Ao longo dos séculos, o mundo definiu Jesus de diferentes maneiras: um grande profeta de justiça e amor; um sábio mestre da vida; um revolucionário; um sonhador dos sonhos de Deus … e assim por diante. Tantas coisas lindas. Na babel destes e outros pressupostos, ainda assim, simples e claro está, a Simão, chamada a confissão de Pedro, homem humilde cheio de fé: “Tu és o Cristo, o Filho do Deus vivo”. Jesus é o Filho de Deus: portanto Ele está perenemente vivo como seu Pai está eternamente vivo. E esta é a novidade que a graça acende no coração de quem se abre ao mistério de Jesus: a certeza não matemática, mas ainda mais forte, interior, de ter encontrado a fonte da Vida, a própria vida feita carne, visível e tangível em meio a nós. Esta é a experiência do cristão, e não nosso mérito, de nós cristãos, mas vem de Deus, é uma graça de Deus, Pai e Filho e Espírito Santo. Tudo isso está contido em um germe na resposta de Pedro: “Tu és o Cristo, o filho de Deus vivo”.
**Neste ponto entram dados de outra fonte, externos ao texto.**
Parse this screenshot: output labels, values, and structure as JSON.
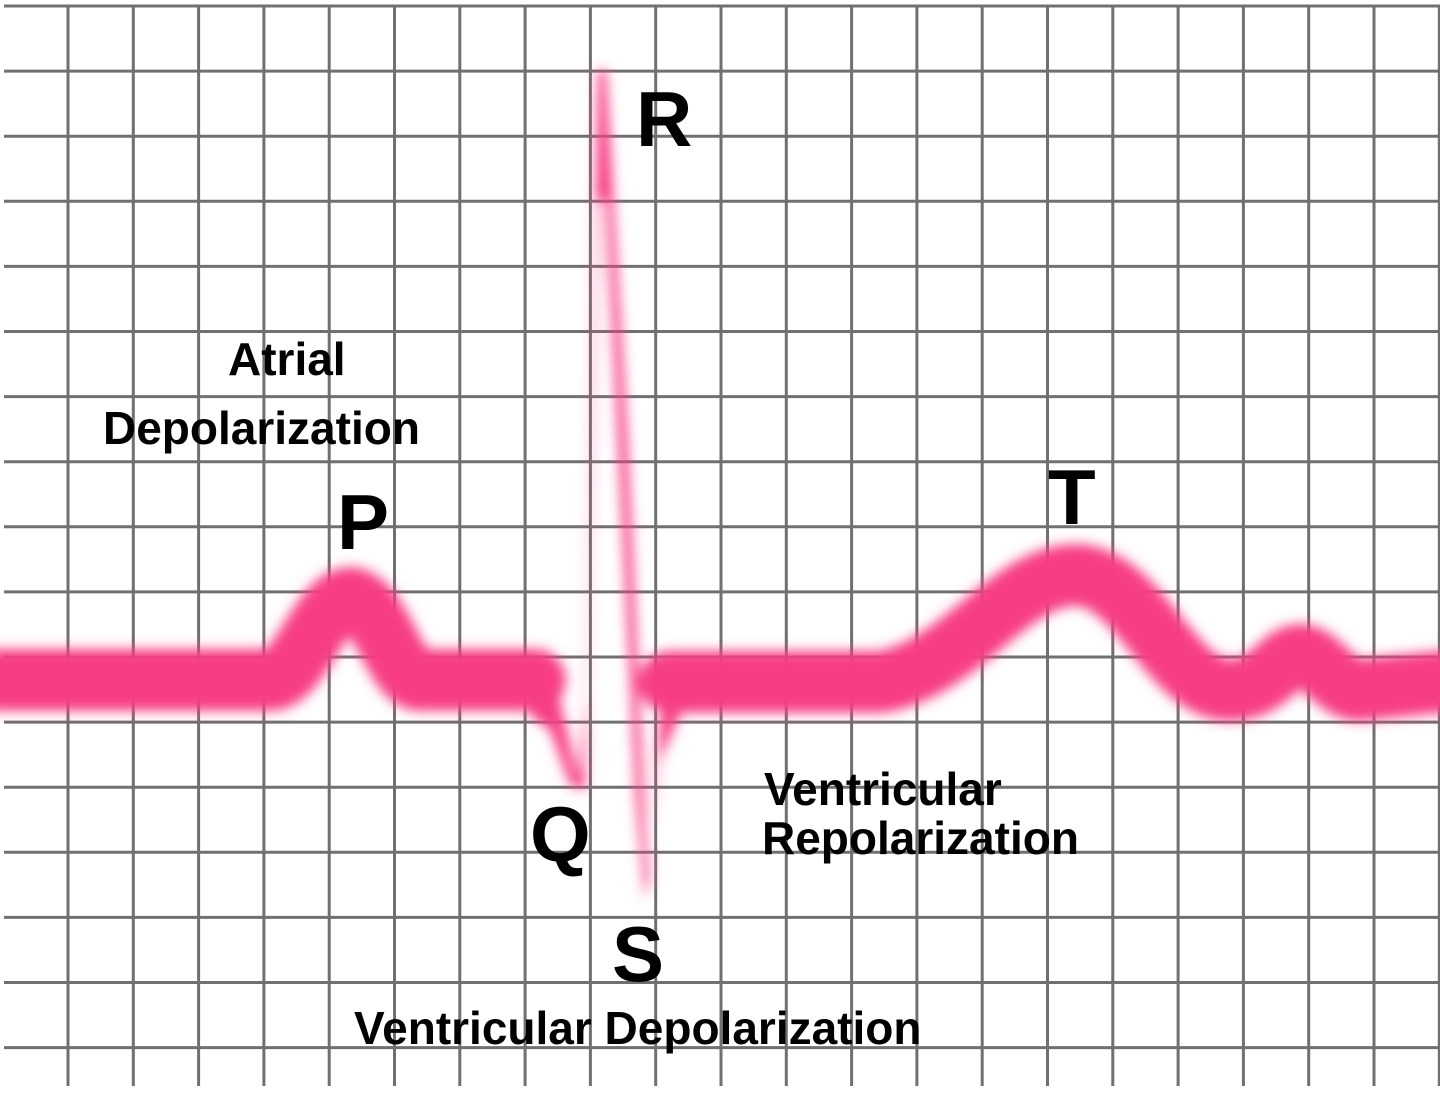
{
  "colors": {
    "trace": "#f73c85",
    "grid": "#707070",
    "background": "#ffffff"
  },
  "waves": {
    "p": "P",
    "q": "Q",
    "r": "R",
    "s": "S",
    "t": "T"
  },
  "annotations": {
    "atrial_line1": "Atrial",
    "atrial_line2": "Depolarization",
    "ventricular_repol_line1": "Ventricular",
    "ventricular_repol_line2": "Repolarization",
    "ventricular_depol": "Ventricular Depolarization"
  }
}
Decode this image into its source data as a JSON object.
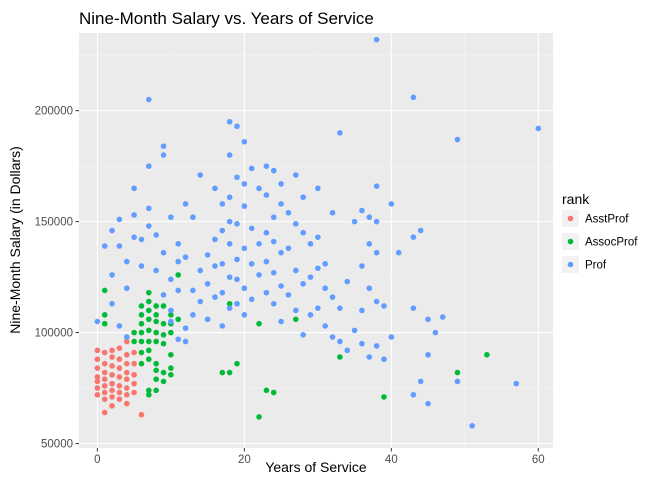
{
  "chart_data": {
    "type": "scatter",
    "title": "Nine-Month Salary vs. Years of Service",
    "xlabel": "Years of Service",
    "ylabel": "Nine-Month Salary (in Dollars)",
    "xlim": [
      -2.5,
      62
    ],
    "ylim": [
      48000,
      235000
    ],
    "x_ticks": [
      0,
      20,
      40,
      60
    ],
    "y_ticks": [
      50000,
      100000,
      150000,
      200000
    ],
    "y_tick_labels": [
      "50000",
      "100000",
      "150000",
      "200000"
    ],
    "grid": true,
    "legend": {
      "title": "rank",
      "position": "right"
    },
    "series": [
      {
        "name": "AsstProf",
        "color": "#F8766D",
        "points": [
          [
            0,
            92000
          ],
          [
            0,
            88000
          ],
          [
            0,
            84000
          ],
          [
            0,
            80000
          ],
          [
            0,
            78000
          ],
          [
            0,
            75000
          ],
          [
            0,
            72000
          ],
          [
            1,
            91000
          ],
          [
            1,
            86000
          ],
          [
            1,
            82000
          ],
          [
            1,
            79000
          ],
          [
            1,
            76000
          ],
          [
            1,
            73000
          ],
          [
            1,
            70000
          ],
          [
            1,
            64000
          ],
          [
            2,
            92000
          ],
          [
            2,
            89000
          ],
          [
            2,
            85000
          ],
          [
            2,
            81000
          ],
          [
            2,
            77000
          ],
          [
            2,
            74000
          ],
          [
            2,
            71000
          ],
          [
            2,
            67000
          ],
          [
            3,
            93000
          ],
          [
            3,
            88000
          ],
          [
            3,
            84000
          ],
          [
            3,
            80000
          ],
          [
            3,
            76000
          ],
          [
            3,
            73000
          ],
          [
            3,
            70000
          ],
          [
            4,
            96000
          ],
          [
            4,
            90000
          ],
          [
            4,
            86000
          ],
          [
            4,
            82000
          ],
          [
            4,
            79000
          ],
          [
            4,
            75000
          ],
          [
            4,
            72000
          ],
          [
            4,
            68000
          ],
          [
            5,
            91000
          ],
          [
            5,
            86000
          ],
          [
            5,
            81000
          ],
          [
            5,
            77000
          ],
          [
            5,
            73000
          ],
          [
            6,
            63000
          ]
        ]
      },
      {
        "name": "AssocProf",
        "color": "#00BA38",
        "points": [
          [
            1,
            119000
          ],
          [
            1,
            108000
          ],
          [
            1,
            104000
          ],
          [
            5,
            100000
          ],
          [
            5,
            96000
          ],
          [
            6,
            112000
          ],
          [
            6,
            108000
          ],
          [
            6,
            104000
          ],
          [
            6,
            100000
          ],
          [
            6,
            96000
          ],
          [
            6,
            91000
          ],
          [
            6,
            86000
          ],
          [
            7,
            118000
          ],
          [
            7,
            114000
          ],
          [
            7,
            110000
          ],
          [
            7,
            106000
          ],
          [
            7,
            101000
          ],
          [
            7,
            96000
          ],
          [
            7,
            92000
          ],
          [
            7,
            88000
          ],
          [
            7,
            74000
          ],
          [
            7,
            72000
          ],
          [
            8,
            112000
          ],
          [
            8,
            108000
          ],
          [
            8,
            105000
          ],
          [
            8,
            100000
          ],
          [
            8,
            96000
          ],
          [
            8,
            86000
          ],
          [
            8,
            83000
          ],
          [
            8,
            79000
          ],
          [
            8,
            74000
          ],
          [
            9,
            112000
          ],
          [
            9,
            104000
          ],
          [
            9,
            99000
          ],
          [
            9,
            95000
          ],
          [
            9,
            82000
          ],
          [
            9,
            78000
          ],
          [
            10,
            108000
          ],
          [
            10,
            104000
          ],
          [
            10,
            100000
          ],
          [
            10,
            90000
          ],
          [
            10,
            84000
          ],
          [
            10,
            81000
          ],
          [
            11,
            126000
          ],
          [
            11,
            106000
          ],
          [
            17,
            82000
          ],
          [
            18,
            82000
          ],
          [
            18,
            113000
          ],
          [
            19,
            86000
          ],
          [
            22,
            62000
          ],
          [
            22,
            104000
          ],
          [
            23,
            74000
          ],
          [
            24,
            73000
          ],
          [
            27,
            106000
          ],
          [
            33,
            89000
          ],
          [
            39,
            71000
          ],
          [
            49,
            82000
          ],
          [
            53,
            90000
          ]
        ]
      },
      {
        "name": "Prof",
        "color": "#619CFF",
        "points": [
          [
            0,
            105000
          ],
          [
            1,
            139000
          ],
          [
            2,
            146000
          ],
          [
            2,
            126000
          ],
          [
            2,
            113000
          ],
          [
            3,
            151000
          ],
          [
            3,
            139000
          ],
          [
            3,
            103000
          ],
          [
            4,
            132000
          ],
          [
            4,
            120000
          ],
          [
            4,
            98000
          ],
          [
            5,
            153000
          ],
          [
            5,
            143000
          ],
          [
            5,
            165000
          ],
          [
            6,
            130000
          ],
          [
            6,
            142000
          ],
          [
            7,
            205000
          ],
          [
            7,
            175000
          ],
          [
            7,
            156000
          ],
          [
            7,
            148000
          ],
          [
            8,
            144000
          ],
          [
            8,
            128000
          ],
          [
            9,
            184000
          ],
          [
            9,
            180000
          ],
          [
            9,
            136000
          ],
          [
            9,
            117000
          ],
          [
            10,
            152000
          ],
          [
            10,
            124000
          ],
          [
            10,
            110000
          ],
          [
            10,
            105000
          ],
          [
            11,
            140000
          ],
          [
            11,
            132000
          ],
          [
            11,
            119000
          ],
          [
            11,
            97000
          ],
          [
            12,
            158000
          ],
          [
            12,
            134000
          ],
          [
            12,
            102000
          ],
          [
            12,
            96000
          ],
          [
            13,
            152000
          ],
          [
            13,
            119000
          ],
          [
            13,
            108000
          ],
          [
            14,
            171000
          ],
          [
            14,
            128000
          ],
          [
            14,
            114000
          ],
          [
            15,
            135000
          ],
          [
            15,
            122000
          ],
          [
            15,
            106000
          ],
          [
            16,
            165000
          ],
          [
            16,
            142000
          ],
          [
            16,
            130000
          ],
          [
            16,
            116000
          ],
          [
            17,
            158000
          ],
          [
            17,
            146000
          ],
          [
            17,
            131000
          ],
          [
            17,
            118000
          ],
          [
            17,
            103000
          ],
          [
            18,
            195000
          ],
          [
            18,
            180000
          ],
          [
            18,
            161000
          ],
          [
            18,
            150000
          ],
          [
            18,
            140000
          ],
          [
            18,
            125000
          ],
          [
            18,
            111000
          ],
          [
            19,
            193000
          ],
          [
            19,
            170000
          ],
          [
            19,
            149000
          ],
          [
            19,
            133000
          ],
          [
            19,
            124000
          ],
          [
            19,
            113000
          ],
          [
            20,
            186000
          ],
          [
            20,
            167000
          ],
          [
            20,
            157000
          ],
          [
            20,
            138000
          ],
          [
            20,
            120000
          ],
          [
            20,
            108000
          ],
          [
            21,
            174000
          ],
          [
            21,
            147000
          ],
          [
            21,
            131000
          ],
          [
            21,
            115000
          ],
          [
            22,
            165000
          ],
          [
            22,
            140000
          ],
          [
            22,
            126000
          ],
          [
            23,
            175000
          ],
          [
            23,
            162000
          ],
          [
            23,
            145000
          ],
          [
            23,
            132000
          ],
          [
            23,
            118000
          ],
          [
            24,
            173000
          ],
          [
            24,
            152000
          ],
          [
            24,
            141000
          ],
          [
            24,
            127000
          ],
          [
            24,
            113000
          ],
          [
            25,
            167000
          ],
          [
            25,
            158000
          ],
          [
            25,
            136000
          ],
          [
            25,
            121000
          ],
          [
            25,
            105000
          ],
          [
            26,
            154000
          ],
          [
            26,
            138000
          ],
          [
            26,
            117000
          ],
          [
            27,
            171000
          ],
          [
            27,
            149000
          ],
          [
            27,
            128000
          ],
          [
            27,
            110000
          ],
          [
            28,
            161000
          ],
          [
            28,
            145000
          ],
          [
            28,
            122000
          ],
          [
            28,
            99000
          ],
          [
            29,
            140000
          ],
          [
            29,
            125000
          ],
          [
            29,
            108000
          ],
          [
            30,
            165000
          ],
          [
            30,
            143000
          ],
          [
            30,
            129000
          ],
          [
            30,
            111000
          ],
          [
            31,
            131000
          ],
          [
            31,
            120000
          ],
          [
            31,
            103000
          ],
          [
            32,
            154000
          ],
          [
            32,
            116000
          ],
          [
            32,
            98000
          ],
          [
            33,
            190000
          ],
          [
            33,
            111000
          ],
          [
            33,
            96000
          ],
          [
            34,
            123000
          ],
          [
            34,
            92000
          ],
          [
            35,
            150000
          ],
          [
            35,
            101000
          ],
          [
            36,
            155000
          ],
          [
            36,
            130000
          ],
          [
            36,
            110000
          ],
          [
            36,
            95000
          ],
          [
            37,
            152000
          ],
          [
            37,
            140000
          ],
          [
            37,
            120000
          ],
          [
            37,
            89000
          ],
          [
            38,
            232000
          ],
          [
            38,
            166000
          ],
          [
            38,
            150000
          ],
          [
            38,
            136000
          ],
          [
            38,
            114000
          ],
          [
            38,
            94000
          ],
          [
            39,
            112000
          ],
          [
            39,
            88000
          ],
          [
            40,
            158000
          ],
          [
            40,
            98000
          ],
          [
            41,
            136000
          ],
          [
            43,
            206000
          ],
          [
            43,
            143000
          ],
          [
            43,
            111000
          ],
          [
            43,
            72000
          ],
          [
            44,
            146000
          ],
          [
            44,
            78000
          ],
          [
            45,
            106000
          ],
          [
            45,
            90000
          ],
          [
            45,
            68000
          ],
          [
            46,
            100000
          ],
          [
            47,
            107000
          ],
          [
            49,
            187000
          ],
          [
            49,
            78000
          ],
          [
            51,
            58000
          ],
          [
            57,
            77000
          ],
          [
            60,
            192000
          ]
        ]
      }
    ]
  }
}
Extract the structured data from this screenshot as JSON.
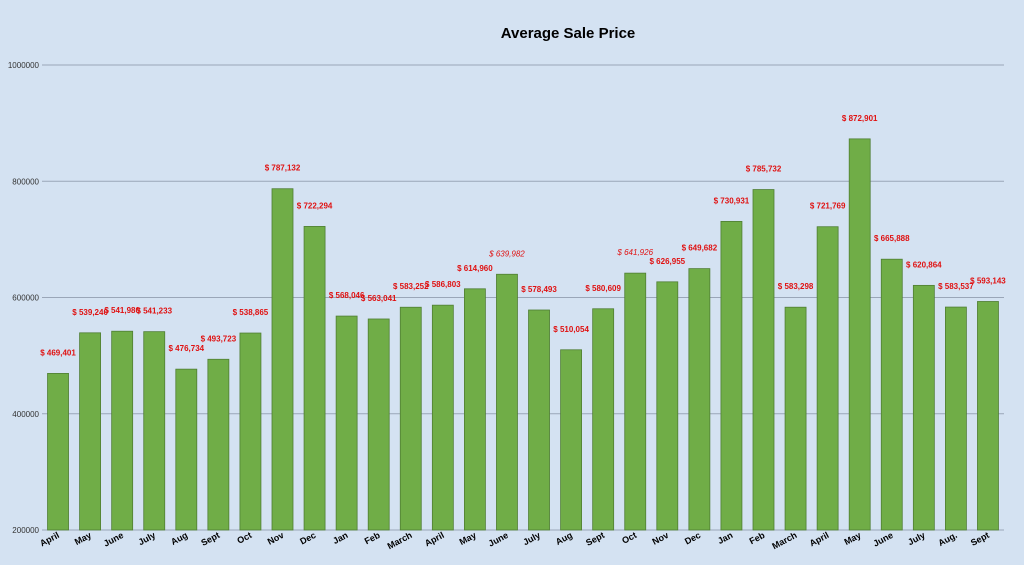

E então, a resposta de Jesus é cheia de luz: “Tu és Pedro e sobre esta pedra edificarei a minha Igreja e as portas do inferno não prevalecerão contra ela” É a primeira vez que Jesus pronuncia a palavra “Igreja”: ele expressa todo o amor em relação a ela, que ele define como “minha Igreja”. É a nova comunidade da Aliança, não mais baseada na descendência e na Lei, mas sobre a fé Nele, Jesus, o rosto de Deus. A fé que o Beato Paulo VI, quando era arcebispo de Milão, expressou com esta maravilhosa oração :

«Ó Cristo, nosso único mediador, você precisa de nós:

viver em comunhão com Deus Pai;

para se tornar com você, que você é o único Filho e nosso Senhor,

seus filhos adotivos;

ser regenerado no Espírito Santo “(Carta Pastoral, 1955).

Por intercessão da Virgem Maria, Rainha dos Apóstolos, o Senhor conceda à Igreja em Roma e em todo o mundo, ser fiel ao Evangelho, a cujo serviço os santos Pedro e Paulo dedicaram suas vidas.